E, finalmente, porque Marinês nunca cantou outra música que não fosse o forró, o xote, o baião, o coco. Ou seja, toda a visceralidade da força do nordeste. Sem concessão”. (Ricardo Cravo Albin)
Pronto, agora é a minha vez de dizer algumas leseiras depois desses mestres. Pela discrição do local da residência de Luiz Gonzaga, o encontro dele com Ricardo Cravo Albin se deu por volta de 1962 ou um pouquinho antes.
Marinês e Abdias ao chegarem ao Rio de Janeiro em 1956, se hospedaram no palacete que seu Luiz Gonzaga tinha no Méier e formaram imediatamente o novo grupo musical que o acompanharia. Luiz trabalhava alternando Wilson Caxangá no triângulo e Aloísio (irmão caçula dele) na zabumba, com Zito Borborema e Miudinho.
A conhecida “tropa de choque de Luiz Gonzaga”, um grupo de imitadores que sempre chegava antes nos lugares aonde ele iria se apresentar, era formada por Marinês, vocalista e triangueira, Abdias, o marido, na sanfona, e Chiquinho, o cunhado, na zabumba.
Pedro Chaves, então prefeito de Propriá/SE, em 1955, foi o encarregado de fazer a apresentação da tropa de choque a Luiz Gonzaga num almoço.
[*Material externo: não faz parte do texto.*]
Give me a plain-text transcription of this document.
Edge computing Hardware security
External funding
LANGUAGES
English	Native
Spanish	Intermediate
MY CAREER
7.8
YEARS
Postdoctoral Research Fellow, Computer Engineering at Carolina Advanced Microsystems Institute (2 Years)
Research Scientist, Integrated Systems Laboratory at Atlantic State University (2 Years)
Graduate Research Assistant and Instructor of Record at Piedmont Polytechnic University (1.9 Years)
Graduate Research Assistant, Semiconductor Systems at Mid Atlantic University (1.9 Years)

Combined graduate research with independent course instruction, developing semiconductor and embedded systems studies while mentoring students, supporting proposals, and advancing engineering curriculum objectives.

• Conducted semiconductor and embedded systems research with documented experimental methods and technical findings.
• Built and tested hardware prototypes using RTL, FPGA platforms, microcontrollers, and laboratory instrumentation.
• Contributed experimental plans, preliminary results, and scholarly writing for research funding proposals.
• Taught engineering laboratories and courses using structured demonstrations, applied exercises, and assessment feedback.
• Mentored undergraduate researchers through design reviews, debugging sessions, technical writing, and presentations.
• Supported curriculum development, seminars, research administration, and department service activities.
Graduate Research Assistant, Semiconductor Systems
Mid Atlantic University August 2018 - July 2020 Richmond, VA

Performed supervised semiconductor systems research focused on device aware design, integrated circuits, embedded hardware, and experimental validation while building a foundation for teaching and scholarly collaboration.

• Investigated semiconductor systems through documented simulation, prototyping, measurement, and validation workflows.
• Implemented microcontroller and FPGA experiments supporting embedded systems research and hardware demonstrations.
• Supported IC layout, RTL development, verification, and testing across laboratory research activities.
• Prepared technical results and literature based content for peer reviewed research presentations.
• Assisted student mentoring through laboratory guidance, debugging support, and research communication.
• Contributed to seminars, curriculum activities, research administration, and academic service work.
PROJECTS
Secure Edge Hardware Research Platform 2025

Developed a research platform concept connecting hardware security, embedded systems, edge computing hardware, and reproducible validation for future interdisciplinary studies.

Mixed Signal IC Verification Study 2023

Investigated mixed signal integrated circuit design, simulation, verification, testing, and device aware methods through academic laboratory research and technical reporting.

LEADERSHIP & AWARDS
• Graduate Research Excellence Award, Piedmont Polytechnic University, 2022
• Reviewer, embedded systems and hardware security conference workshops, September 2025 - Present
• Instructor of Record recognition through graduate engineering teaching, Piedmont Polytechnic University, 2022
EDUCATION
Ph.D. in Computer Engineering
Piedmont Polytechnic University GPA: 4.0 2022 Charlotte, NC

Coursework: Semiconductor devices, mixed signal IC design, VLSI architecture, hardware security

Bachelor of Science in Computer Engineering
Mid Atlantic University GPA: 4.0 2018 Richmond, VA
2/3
A boa impressão de Luiz Gonzaga por Marinês teve um acontecimento inesperado: depois do almoço ele chamou o trio para tocar no hotel onde estava hospedado e começou a ensinar Marinês dançar xaxado, coisa que ela ainda não sabia. Daí foi que saiu o convite pra ir ao Rio de janeiro e serem seus hóspedes.
Chegando eles ao Rio, em março de 1956, Luiz Gonzaga adotou logo outro nome artístico para suas apresentações: “Luiz Gonzaga e Seus Cabras da Peste”. Os cabras da peste eram Marinês, Abdias, Zito Borborema e Miudinho. Aloísio, irmão de Gonzaga, não teve saúde para continuar e Luiz deu-lhe um posto de gasolina em Miguel Pereira/RJ. Mas o conjunto teve vida curta: foi desfeito em dezembro de 1956 em função do ciúme de Helena Gonzaga por Luiz junto com Marinês. Muito antes disso, Luiz Gonzaga com Zé Dantas fizeram um baião especialmente para que Marinês, a futura Rainha do Xaxado, fizesse sua estreia em gravação. Foi num disco de 78 rotações de Gonzaga na música “Mané e Zabé” no lado A e que tem “Lenda de São João” no lado B, produto que chegou ao mercado de discos em maio de 1956.
Marinês estreou em disco próprio em 1957 pela gravadora Sinter e lá ficou até 1959. Em 1960 se transferiu para a RCA onde permaneceu até 1966. Em 1967 foi fazer companhia ao marido na CBS.
Certa vez, Marinês deu essa declaração: “Eu era louca, apaixonada por Gonzaga, mas ele era o padrinho do meu filho (Marcos Farias, sanfoneiro) e no Nordeste dizem que se compadre e comadre transam, viram bicho. Então, eu jamais teria um caso com ele”.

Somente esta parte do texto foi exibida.